C'était il y a deux mois. Chronologie d’une polémique comme la société française sait en créer. Depuis sa nomination au gouvernement le 4 juillet 2022 comme Ministre déléguée chargée des Collectivités territoriales, la maire de Beauvais, ancienne sénatrice LR de l’Oise, Caroline Cayeux est sur la sellette. À la différence d’autres ministres contestés dans des gouvernements antérieurs, Caroline Cayeux subit une opposition également au sein même du gouvernement, et si la Première Ministre Élisabeth Borne n’a fait que la soutenir dans les polémiques, elle reste cependant dans une position très instable.

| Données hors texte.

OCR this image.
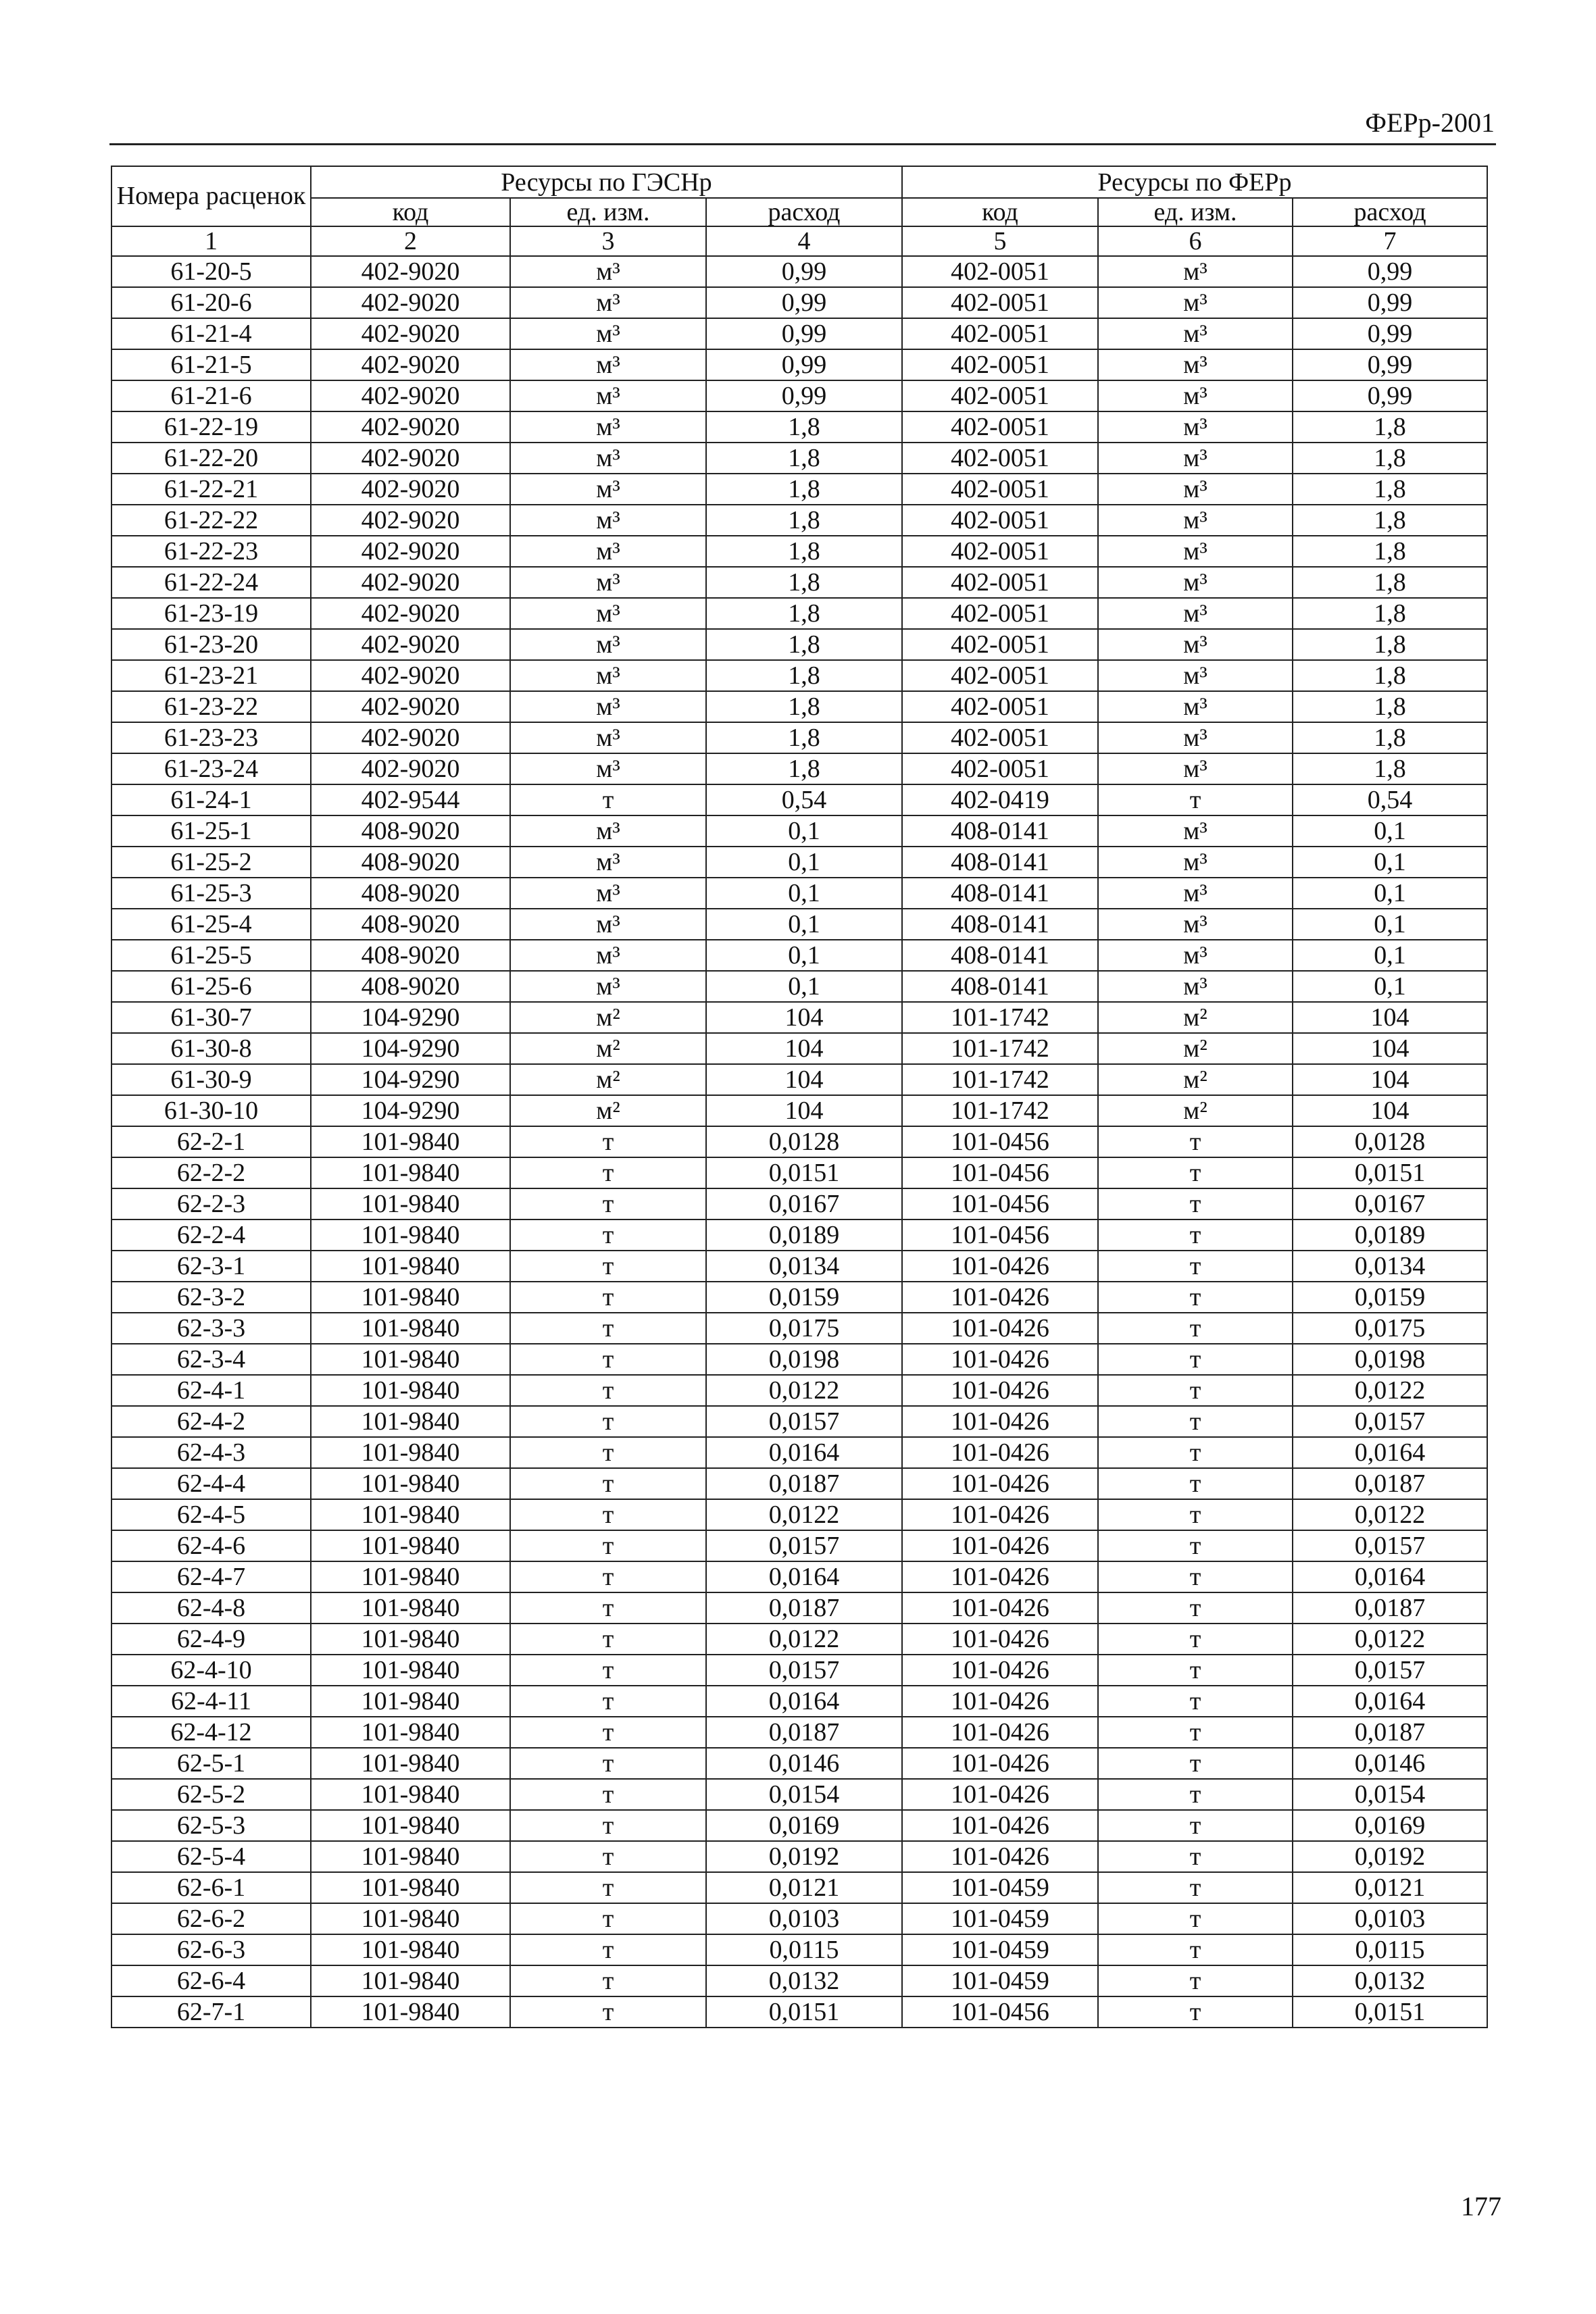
ФЕРр-2001
Номера расценок	Ресурсы по ГЭСНр			Ресурсы по ФЕРр		
	код	ед. изм.	расход	код	ед. изм.	расход
1	2	3	4	5	6	7
61-20-5	402-9020	м³	0,99	402-0051	м³	0,99
61-20-6	402-9020	м³	0,99	402-0051	м³	0,99
61-21-4	402-9020	м³	0,99	402-0051	м³	0,99
61-21-5	402-9020	м³	0,99	402-0051	м³	0,99
61-21-6	402-9020	м³	0,99	402-0051	м³	0,99
61-22-19	402-9020	м³	1,8	402-0051	м³	1,8
61-22-20	402-9020	м³	1,8	402-0051	м³	1,8
61-22-21	402-9020	м³	1,8	402-0051	м³	1,8
61-22-22	402-9020	м³	1,8	402-0051	м³	1,8
61-22-23	402-9020	м³	1,8	402-0051	м³	1,8
61-22-24	402-9020	м³	1,8	402-0051	м³	1,8
61-23-19	402-9020	м³	1,8	402-0051	м³	1,8
61-23-20	402-9020	м³	1,8	402-0051	м³	1,8
61-23-21	402-9020	м³	1,8	402-0051	м³	1,8
61-23-22	402-9020	м³	1,8	402-0051	м³	1,8
61-23-23	402-9020	м³	1,8	402-0051	м³	1,8
61-23-24	402-9020	м³	1,8	402-0051	м³	1,8
61-24-1	402-9544	т	0,54	402-0419	т	0,54
61-25-1	408-9020	м³	0,1	408-0141	м³	0,1
61-25-2	408-9020	м³	0,1	408-0141	м³	0,1
61-25-3	408-9020	м³	0,1	408-0141	м³	0,1
61-25-4	408-9020	м³	0,1	408-0141	м³	0,1
61-25-5	408-9020	м³	0,1	408-0141	м³	0,1
61-25-6	408-9020	м³	0,1	408-0141	м³	0,1
61-30-7	104-9290	м²	104	101-1742	м²	104
61-30-8	104-9290	м²	104	101-1742	м²	104
61-30-9	104-9290	м²	104	101-1742	м²	104
61-30-10	104-9290	м²	104	101-1742	м²	104
62-2-1	101-9840	т	0,0128	101-0456	т	0,0128
62-2-2	101-9840	т	0,0151	101-0456	т	0,0151
62-2-3	101-9840	т	0,0167	101-0456	т	0,0167
62-2-4	101-9840	т	0,0189	101-0456	т	0,0189
62-3-1	101-9840	т	0,0134	101-0426	т	0,0134
62-3-2	101-9840	т	0,0159	101-0426	т	0,0159
62-3-3	101-9840	т	0,0175	101-0426	т	0,0175
62-3-4	101-9840	т	0,0198	101-0426	т	0,0198
62-4-1	101-9840	т	0,0122	101-0426	т	0,0122
62-4-2	101-9840	т	0,0157	101-0426	т	0,0157
62-4-3	101-9840	т	0,0164	101-0426	т	0,0164
62-4-4	101-9840	т	0,0187	101-0426	т	0,0187
62-4-5	101-9840	т	0,0122	101-0426	т	0,0122
62-4-6	101-9840	т	0,0157	101-0426	т	0,0157
62-4-7	101-9840	т	0,0164	101-0426	т	0,0164
62-4-8	101-9840	т	0,0187	101-0426	т	0,0187
62-4-9	101-9840	т	0,0122	101-0426	т	0,0122
62-4-10	101-9840	т	0,0157	101-0426	т	0,0157
62-4-11	101-9840	т	0,0164	101-0426	т	0,0164
62-4-12	101-9840	т	0,0187	101-0426	т	0,0187
62-5-1	101-9840	т	0,0146	101-0426	т	0,0146
62-5-2	101-9840	т	0,0154	101-0426	т	0,0154
62-5-3	101-9840	т	0,0169	101-0426	т	0,0169
62-5-4	101-9840	т	0,0192	101-0426	т	0,0192
62-6-1	101-9840	т	0,0121	101-0459	т	0,0121
62-6-2	101-9840	т	0,0103	101-0459	т	0,0103
62-6-3	101-9840	т	0,0115	101-0459	т	0,0115
62-6-4	101-9840	т	0,0132	101-0459	т	0,0132
62-7-1	101-9840	т	0,0151	101-0456	т	0,0151
177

Elle n’a jamais défilé à la Manif pour tous, elle n’a jamais refusé d’appliquer la loi dans sa mairie, elle est aussi favorable à la PMA votée l’an dernier, elle est pour l’égalité des droits, elle est contre les discriminations, mais elle semble peu audible, peu crue, en particulier en raison de ses maladresses de communication.
Et surtout, sa position d’il y a une dizaine d’années l’accompagne au point d’avoir été mise au pilori dès la semaine suivant sa nomination par plusieurs députés d’extrême gauche (dont Ugo Bernalicis, Bastien Lachaud, Danièle Obono, Mathilde Panot, Adrien Quatennens, Sandra Regol et Danielle Simonnet) dans une pétition parue dans le journal "Têtu" le 11 juillet 2022 qui fustige trois ministres (Christophe Béchu, Gérald Darmanin et Caroline Cayeux dont ils réclament la démission) avec des arguments peu convaincants car leur refusant le droit d’avoir une opinion différente de la leur.
Comme pour Catherine Vautrin, présidente du Grand Reims depuis 2014, pressentie pour Matignon après la réélection du Président Emmanuel Macron et finalement écartée après des fortes pressions des "macronistes de gauche" car elle s’était opposée au mariage pour tous, Caroline Cayeux n’a pas non plus été tendre à l’époque du débat parlementaire sur le mariage pour tous.
Alors sénatrice, elle avait déclaré dans l’enceinte du Sénat le 8 avril 2013 : « Pour ma part, je pense ne pas être trop rétrograde. Ainsi, je crois que les lois qui régissent la vie des hommes ne doivent pas avoir comme unique déterminant les lois naturelles. (…) Cependant (…), il nous faut, une nouvelle fois, nous poser les bonnes questions. (…) J’ai retrouvé les propos de la philosophe Chantal Delsol selon qui "c’est dans notre nature de dépasser la nature, et nous sommes vraiment humains quand nous le faisons ; mais c’est notre devoir de nous poser la question des limites, et nous sommes irresponsables et insensés si nous ne le faisons pas". C‘est justement de ces limites, je crois, qu’il convient de parler. Avec cette excellente philosophe, je pense que "l’exigence du mariage homosexuel, et l’adoption des enfants qui va avec", n’est pas simplement un dessein "qui va contre la nature". C’est plus grave, parce que l’on ne débat pas sur "la question des limites : tout ce que je veux, et tout de suite, et qu’elles qu’en soient plus tard les conséquences". On remplace donc des valeurs morales par l’unique critère de la souffrance ou du désir individuels, selon lequel empêcher deux homosexuels de se marier serait inhumain, car, enfin, ils souffrent ! Pourquoi les en empêcher, puisqu’ils s’aiment ? Mes chers collègues, lorsque plus rien n’arrête le désir, ni la religion, ni la tradition, ni les valeurs, ni aucune sagesse plus haute, alors les dégâts ne sont pas loin. ».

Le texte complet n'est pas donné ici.